On Tue, 31 Aug 2021 17:47:02 -0400
Niranda Perera <niranda.per...@gmail.com> wrote:
> @antoine thanks for the heads up.
> This was the example. I want to merge this table into a final table
> +-----------+--+-----------+
> |  Table 0  |  |  Table 1  |
> +---+---+---+  +---+---+---+
> |   | A | B |  |   | A | B |
> +---+---+---+  +---+---+---+
> | 0 | 3 | x |  | 0 | 1 | x |
> +---+---+---+  +---+---+---+
> | 1 | 3 | x |  | 1 | 2 | x |
> +---+---+---+  +---+---+---+
> | 2 | 4 | x |  | 2 | 2 | x |
> +---+---+---+  +---+---+---+
> | 3 | 5 | x |  | 3 | 5 | x |
> +---+---+---+--+---+---+---+
> 
> I agree. For the 2 tables case, we don't need a min-heap. But I think the
> complexity of the min-heap approach would be O(N log K) for K tables.

The min-heap approach you're proposing looks like a regular heap sort,
and so would be O(N log N) (it doesn't take advantage of the existing
order). Besides, heap sort is not stable.

The pairwise merge approach should O(N log K), however.

(of course, if N is small-ish this may not be a problem for you)

> I looked at the chunked array index sort impl. If I want to create a final
> table, I'd still have to use `sort_index` followed by `take`, wouldn't it?

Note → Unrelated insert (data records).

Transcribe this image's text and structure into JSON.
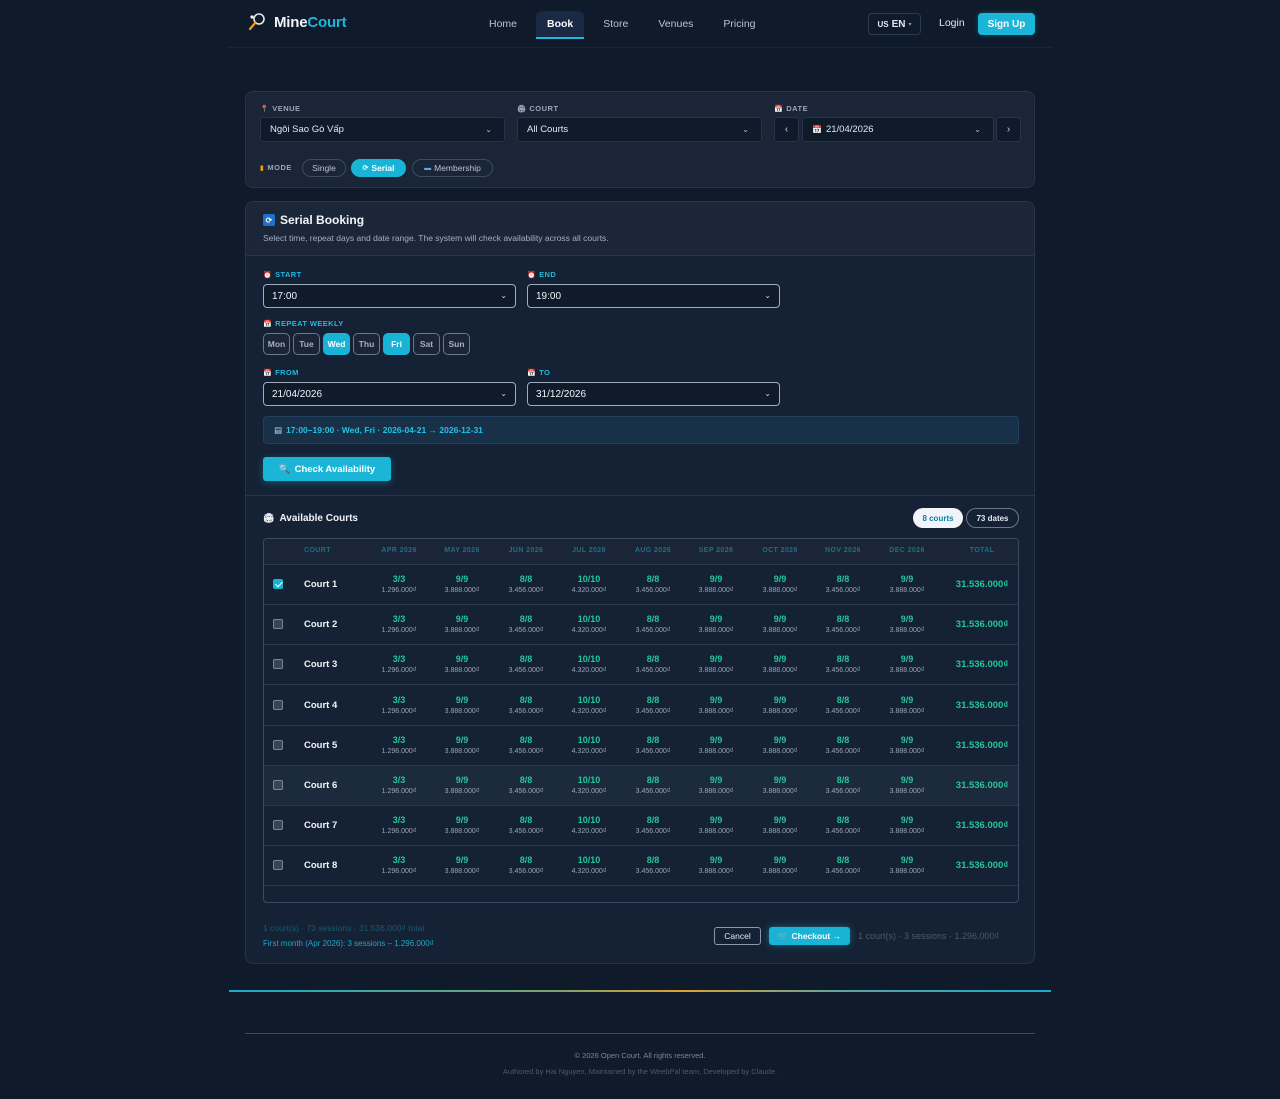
{
  "brand": {
    "name_a": "Mine",
    "name_b": "Court"
  },
  "nav": {
    "items": [
      "Home",
      "Book",
      "Store",
      "Venues",
      "Pricing"
    ],
    "active": 1
  },
  "lang": {
    "code": "US",
    "label": "EN"
  },
  "auth": {
    "login": "Login",
    "signup": "Sign Up"
  },
  "filters": {
    "venue_label": "VENUE",
    "venue_value": "Ngôi Sao Gò Vấp",
    "court_label": "COURT",
    "court_value": "All Courts",
    "date_label": "DATE",
    "date_value": "21/04/2026",
    "mode_label": "MODE",
    "modes": [
      "Single",
      "Serial",
      "Membership"
    ]
  },
  "serial": {
    "title": "Serial Booking",
    "subtitle": "Select time, repeat days and date range. The system will check availability across all courts.",
    "start_label": "START",
    "start_value": "17:00",
    "end_label": "END",
    "end_value": "19:00",
    "repeat_label": "REPEAT WEEKLY",
    "days": [
      "Mon",
      "Tue",
      "Wed",
      "Thu",
      "Fri",
      "Sat",
      "Sun"
    ],
    "days_on": [
      false,
      false,
      true,
      false,
      true,
      false,
      false
    ],
    "from_label": "FROM",
    "from_value": "21/04/2026",
    "to_label": "TO",
    "to_value": "31/12/2026",
    "summary": "17:00–19:00 · Wed, Fri · 2026-04-21 → 2026-12-31",
    "check_label": "Check Availability"
  },
  "available": {
    "title": "Available Courts",
    "courts_badge": "8 courts",
    "dates_badge": "73 dates",
    "columns": [
      "COURT",
      "APR 2026",
      "MAY 2026",
      "JUN 2026",
      "JUL 2026",
      "AUG 2026",
      "SEP 2026",
      "OCT 2026",
      "NOV 2026",
      "DEC 2026",
      "TOTAL"
    ],
    "months": [
      {
        "r": "3/3",
        "p": "1.296.000₫"
      },
      {
        "r": "9/9",
        "p": "3.888.000₫"
      },
      {
        "r": "8/8",
        "p": "3.456.000₫"
      },
      {
        "r": "10/10",
        "p": "4.320.000₫"
      },
      {
        "r": "8/8",
        "p": "3.456.000₫"
      },
      {
        "r": "9/9",
        "p": "3.888.000₫"
      },
      {
        "r": "9/9",
        "p": "3.888.000₫"
      },
      {
        "r": "8/8",
        "p": "3.456.000₫"
      },
      {
        "r": "9/9",
        "p": "3.888.000₫"
      }
    ],
    "rows": [
      {
        "name": "Court 1",
        "checked": true,
        "total": "31.536.000₫"
      },
      {
        "name": "Court 2",
        "checked": false,
        "total": "31.536.000₫"
      },
      {
        "name": "Court 3",
        "checked": false,
        "total": "31.536.000₫"
      },
      {
        "name": "Court 4",
        "checked": false,
        "total": "31.536.000₫"
      },
      {
        "name": "Court 5",
        "checked": false,
        "total": "31.536.000₫"
      },
      {
        "name": "Court 6",
        "checked": false,
        "total": "31.536.000₫"
      },
      {
        "name": "Court 7",
        "checked": false,
        "total": "31.536.000₫"
      },
      {
        "name": "Court 8",
        "checked": false,
        "total": "31.536.000₫"
      }
    ],
    "highlight_row": 5
  },
  "footer_summary": {
    "line1": "1 court(s) · 73 sessions · 31.536.000₫ total",
    "line2": "First month (Apr 2026): 3 sessions – 1.296.000₫",
    "cancel": "Cancel",
    "checkout": "Checkout →",
    "cart": "1 court(s) · 3 sessions · 1.296.000₫"
  },
  "site_footer": {
    "copyright": "© 2026 Open Court. All rights reserved.",
    "authored": "Authored by Hai Nguyen, Maintained by the WeebPal team, Developed by Claude."
  },
  "colors": {
    "accent": "#1ab5d7",
    "bg": "#0f1a2b",
    "success": "#22c79a"
  }
}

If you use `sort_indices`, you'll have the entire sort.  If you want to
take advantage of each chunk being ordered, you should extract or
rewrite the merge logic.

(and, yes, if you use `sort_indices`, you'll need to call `take`
afterwards; but that's much more efficient that sorting the table
directly, which requires shuffling entire rows when you need to swap
values)

Regards

Antoine.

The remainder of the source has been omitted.